Saturday, September 17, 2016

If you can fall in love, why not fall in hate?


Image source: pexels.com

I'm sure you've heard people say "I fell in love" (or you've probably said it yourself), but have you ever heard anyone say "I fell in hate" when asked why they do not like someone? Why is that? Why do people only (according to them) "fall in love", but never "fall in hate"?

I've reflected on this "I fell in love" line that we seem to throw around a lot, and I think you don't "fall" in love with someone. Or put better, you don't "fall" into real, true love; you choose to...you decide to love.

If you can "fall" in love, why don't you "fall" in hate, too? They are opposites, aren't they? If you can fall into one, you should be able to fall into the other, right? But I'm yet to hear anyone say I fell in hate with so and so...or have you? Rather, you hear things like "I hate so and so".

The kind of love you fall into is the kind you "walk" out of when you rise on your feet from your initial "fall". I mean, people don't generally remain on the ground after they fall, or would they? They'd most likely get back up!

Falling is not a deliberate, voluntary decision; no one ever wishes or sets the goal of falling; no one in their right mind would say, "my goal is to fall". So, you don't fall in love, you choose to... you decide to.


Image source: koffeewiththeking.com

What love is not
Love is NOT a feeling; love is NOT infatuation; love is NOT a "crush"; love is NOT lust, or that "butterflies in the belly" feeling...love is NOT all of these! Love is NOT something you fall into.

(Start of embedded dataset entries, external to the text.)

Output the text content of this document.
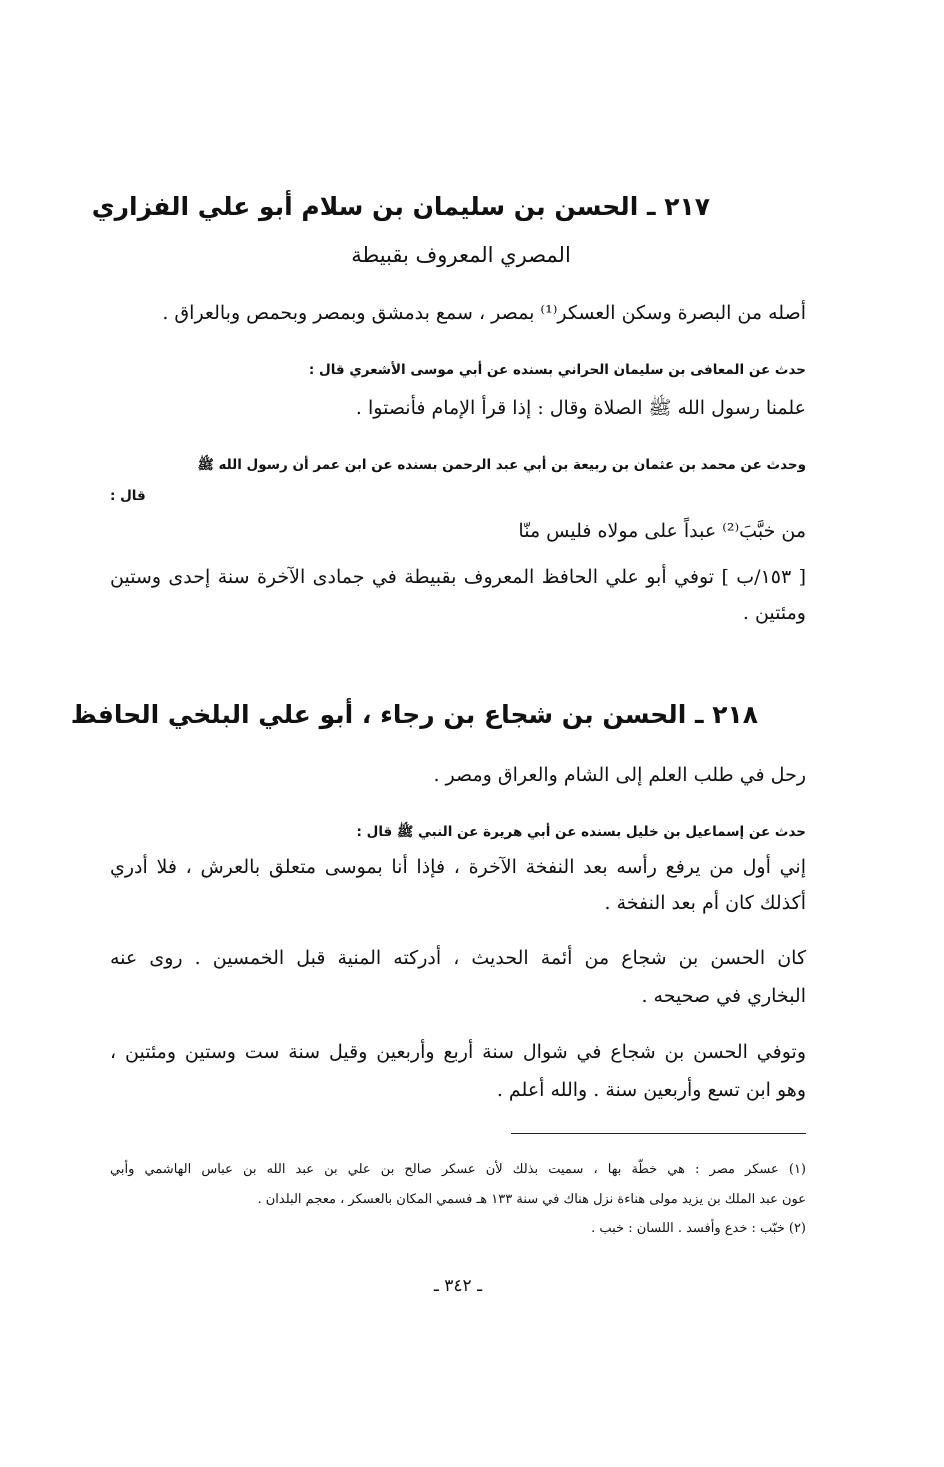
٢١٧ ـ الحسن بن سليمان بن سلام أبو علي الفزاري
المصري المعروف بقبيطة
أصله من البصرة وسكن العسكر⁽¹⁾ بمصر ، سمع بدمشق وبمصر وبحمص وبالعراق .
حدث عن المعافى بن سليمان الحراني بسنده عن أبي موسى الأشعري قال :
علمنا رسول الله ﷺ الصلاة وقال : إذا قرأ الإمام فأنصتوا .
وحدث عن محمد بن عثمان بن ربيعة بن أبي عبد الرحمن بسنده عن ابن عمر أن رسول الله ﷺ
قال :
من خبَّبَ⁽²⁾ عبداً على مولاه فليس منّا
[ ١٥٣/ب ] توفي أبو علي الحافظ المعروف بقبيطة في جمادى الآخرة سنة إحدى وستين
ومئتين .
٢١٨ ـ الحسن بن شجاع بن رجاء ، أبو علي البلخي الحافظ
رحل في طلب العلم إلى الشام والعراق ومصر .
حدث عن إسماعيل بن خليل بسنده عن أبي هريرة عن النبي ﷺ قال :
إني أول من يرفع رأسه بعد النفخة الآخرة ، فإذا أنا بموسى متعلق بالعرش ، فلا أدري
أكذلك كان أم بعد النفخة .
كان الحسن بن شجاع من أئمة الحديث ، أدركته المنية قبل الخمسين . روى عنه
البخاري في صحيحه .
وتوفي الحسن بن شجاع في شوال سنة أربع وأربعين وقيل سنة ست وستين ومئتين ،
وهو ابن تسع وأربعين سنة . والله أعلم .
(١) عسكر مصر : هي خطّة بها ، سميت بذلك لأن عسكر صالح بن علي بن عبد الله بن عباس الهاشمي وأبي
عون عبد الملك بن يزيد مولى هناءة نزل هناك في سنة ١٣٣ هـ فسمي المكان بالعسكر ، معجم البلدان .
(٢) خبّب : خدع وأفسد . اللسان : خبب .
ـ ٣٤٢ ـ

That kind of love (which you "fall" into) is based on feelings; it's based on 'how she makes me feel when I'm around her', 'how he makes the hair at the back of my head stand up', or 'how it seems nothing else in the world matters when we hold hands' - that's all feelings, that's why you fall into it.

But real love is much more than that. Love is giving and forgiving... Love is a decision - a conscious, deliberate one.
God so loved the world that He gave His only son...love without giving is only theory. Love that fails to find expression in practical terms through giving and forgiving is not real love. Love that is built on feelings is like the weather that changes with the season.

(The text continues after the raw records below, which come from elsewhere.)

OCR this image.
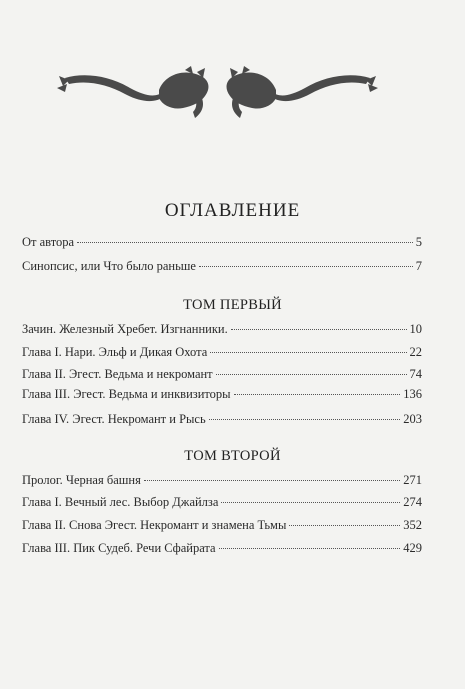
ОГЛАВЛЕНИЕ
От автора	5
Синопсис, или Что было раньше	7
ТОМ ПЕРВЫЙ
Зачин. Железный Хребет. Изгнанники.	10
Глава I. Нари. Эльф и Дикая Охота	22
Глава II. Эгест. Ведьма и некромант	74
Глава III. Эгест. Ведьма и инквизиторы	136
Глава IV. Эгест. Некромант и Рысь	203
ТОМ ВТОРОЙ
Пролог. Черная башня	271
Глава I. Вечный лес. Выбор Джайлза	274
Глава II. Снова Эгест. Некромант и знамена Тьмы	352
Глава III. Пик Судеб. Речи Сфайрата	429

I'm sure God didn't feel like it, but He demonstrated His love for us and GAVE His son, Jesus up for mankind...

I'm sure He didn't feel like it, but He FORGAVE us our sins even before we recognised we were in sin...

I'm sure Jesus didn't feel like it, but He ENDURED the shame (and pain) of the cross to restore us to our place of relationship with God...

I'm sure Jesus felt betrayed by Peter's denial, yet He RESTORED and ENCOURAGED him...

God didn't feel like it, yet He gave and forgave - that's love as it should be!
Love is giving, love is forgiving, love is sharing, love is enduring, love encourages, love restores, love lifts...love is a decision that drives action; it can involve emotions (such as compassion), but is not BASED on it. So, then, you can't fall in love.